Rodney Dangerfield, the great comedian of the last generation, was famous for his line, “I don’t get no respect.” He would then describe a variety of humiliations and brutal dismissals from his wife, his children, servers in restaurants, and everyone else he has met during his day. He would then follow each insult with his trademark response, “I tell ya’, I don’t get any respect”.
When it comes to Christmas and respect, Joseph would know how Rodney Dangerfield feels. Of all the people in the Christmas story, Joseph is the one who doesn’t get any respect. This lack of proper honor begins at the beginning of the story.
Joseph is engaged to Mary, but now, Mary is pregnant…and it’s not Joseph’s child. Mary is pregnant with God’s Son (more on this later), but the whole point of the incarnation is a Savior who is fully God and fully man. This ends up the creating a very uncomfortable situation for Mary and Joseph. Mary is Jesus’ real mother but Joseph is NOT Jesus’ real dad. Some of the early insults thrown at Jesus accuse Him of being the son of Mary. Even then, Joseph was left out of the story. The New Testament writers pick up on this lack of respect and drop Joseph from the story completely after the visit to the Temple when Jesus was twelve.
This lack of respect continues to this very day as each of us struggles as to where we place Joseph in the nativity scene. We want him close to Jesus, but not too close. Joseph needs to be a little close to Jesus because it’s through Joseph Jesus is brought into the lineage of King David and that’s important. But we don’t want him too close because don’t want people to think he’s the real father of Jesus.
God is the real Father of Jesus. Joseph is just His adopted father, step-father, stand-in guy…well, you get the picture. No respect.
Such is the plight of Joseph. We need him in the story, but we don’t really want him there. If we’re not careful, having Joseph stand around ends up confusing things.
But before we ask Joseph to go stand outside with the shepherds, let’s remember a few things about him. To be sure, we aren’t told a lot about Joseph. He’s significantly involved in the life of Jesus at least until Jesus is twelve years old. We have the story of Jesus in the Temple when Mary and Joseph finally find Jesus who’s stayed behind there. Even in that intense moment, it’s Mary, not Joseph, who speaks.

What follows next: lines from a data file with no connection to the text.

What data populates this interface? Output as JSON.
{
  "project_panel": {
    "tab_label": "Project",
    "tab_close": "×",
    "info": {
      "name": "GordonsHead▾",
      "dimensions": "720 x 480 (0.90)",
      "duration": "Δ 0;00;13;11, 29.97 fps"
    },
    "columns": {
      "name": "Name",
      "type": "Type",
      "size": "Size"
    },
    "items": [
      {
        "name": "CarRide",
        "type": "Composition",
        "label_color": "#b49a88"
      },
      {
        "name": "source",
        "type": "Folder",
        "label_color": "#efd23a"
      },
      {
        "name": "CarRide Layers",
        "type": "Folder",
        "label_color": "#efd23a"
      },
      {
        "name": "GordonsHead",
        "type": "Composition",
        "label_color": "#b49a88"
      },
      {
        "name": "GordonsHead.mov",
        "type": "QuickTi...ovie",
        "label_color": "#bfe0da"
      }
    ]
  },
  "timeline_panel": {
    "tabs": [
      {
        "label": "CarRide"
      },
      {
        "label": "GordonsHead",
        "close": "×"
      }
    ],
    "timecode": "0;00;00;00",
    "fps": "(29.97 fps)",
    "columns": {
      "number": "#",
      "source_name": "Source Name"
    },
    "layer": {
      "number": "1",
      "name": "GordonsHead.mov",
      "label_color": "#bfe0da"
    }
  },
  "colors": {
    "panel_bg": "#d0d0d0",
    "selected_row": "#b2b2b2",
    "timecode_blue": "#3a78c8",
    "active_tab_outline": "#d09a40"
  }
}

In fact, we have no record of Joseph ever speaking. We’re simply told about what he does. In the end, it’s the same for Joseph as it is for any other man. The only thing that matters is what you do.
And what is it that he does? First, we’re told Joseph is a righteous man. To most of us, righteous meant Joseph knew a lot of the right answers. Righteousness is more than just being right. Righteousness means you do the right things the right way. Not only did Joseph do what God wanted done, he did it the way God wanted it done. This is the kind of man God wanted to raise Jesus.
And Joseph was compassionate. When he found out Mary was pregnant, he decided not to punish her publicly. Under the laws of the day, he had every right to have her put to death, but he didn’t. I guess he loved Mary that much.
Does this curious mix of righteousness and compassion remind you of anyone you know?
Joseph was a man of deep faith. After all, what kind of man would risk everything to marry a woman who had seemingly betrayed him because of what an angel said in a dream? Well, a man like Joseph. A man who knew the Bible stories well enough to know that God talked to His people a lot in dreams.
So, Joseph believed and married Mary. Not only married her, but took the child as his own and protected them from Herod’s threats.
We also know something else about Joseph, although indirectly. We know it through the ministry and life of Jesus. Whenever Jesus was pressed, exhausted or even dying, Jesus would quote Scripture. He quoted the Psalms, the prayer book of the Bible and He quoted Deuteronomy, the everyday Bible of the Jewish people. As a father, Joseph would have been responsible for the religious instruction of Jesus.
Joseph would have taught Jesus how to pray.
Joseph would have taught Jesus to memorize Scripture.
Joseph, compassionate and righteous, was the man God trusted with Jesus. “Hold my Son,” God says to Joseph, “until I call for Him.”
Can you imagine how hard it was to be Joseph? For nine months, Joseph had only two things: a baby that he knew wasn’t his and a dream this was the way God was working.
Have you ever tried to remember a dream? How about trying to hold on to it for nine months?
How long before the child you know isn’t yours become yours? How long did it take Joseph to love Jesus? To really believe?
As I sit here typing these words a week before Christmas, I find myself feeling a lot more in common in Joseph. Like him, I really don’t have much of a place in the story. I don’t know exactly where to stand. And like him, the only thing I have this Christmas is a child who isn’t mine and a crazy dream that this might be the way God is working after all.
How long will it take me before the child becomes mine? How long will it take me to believe?
I think I’ll move Joseph in a little closer to Jesus in my nativity scene. He needs a little more respect. He’s earned it.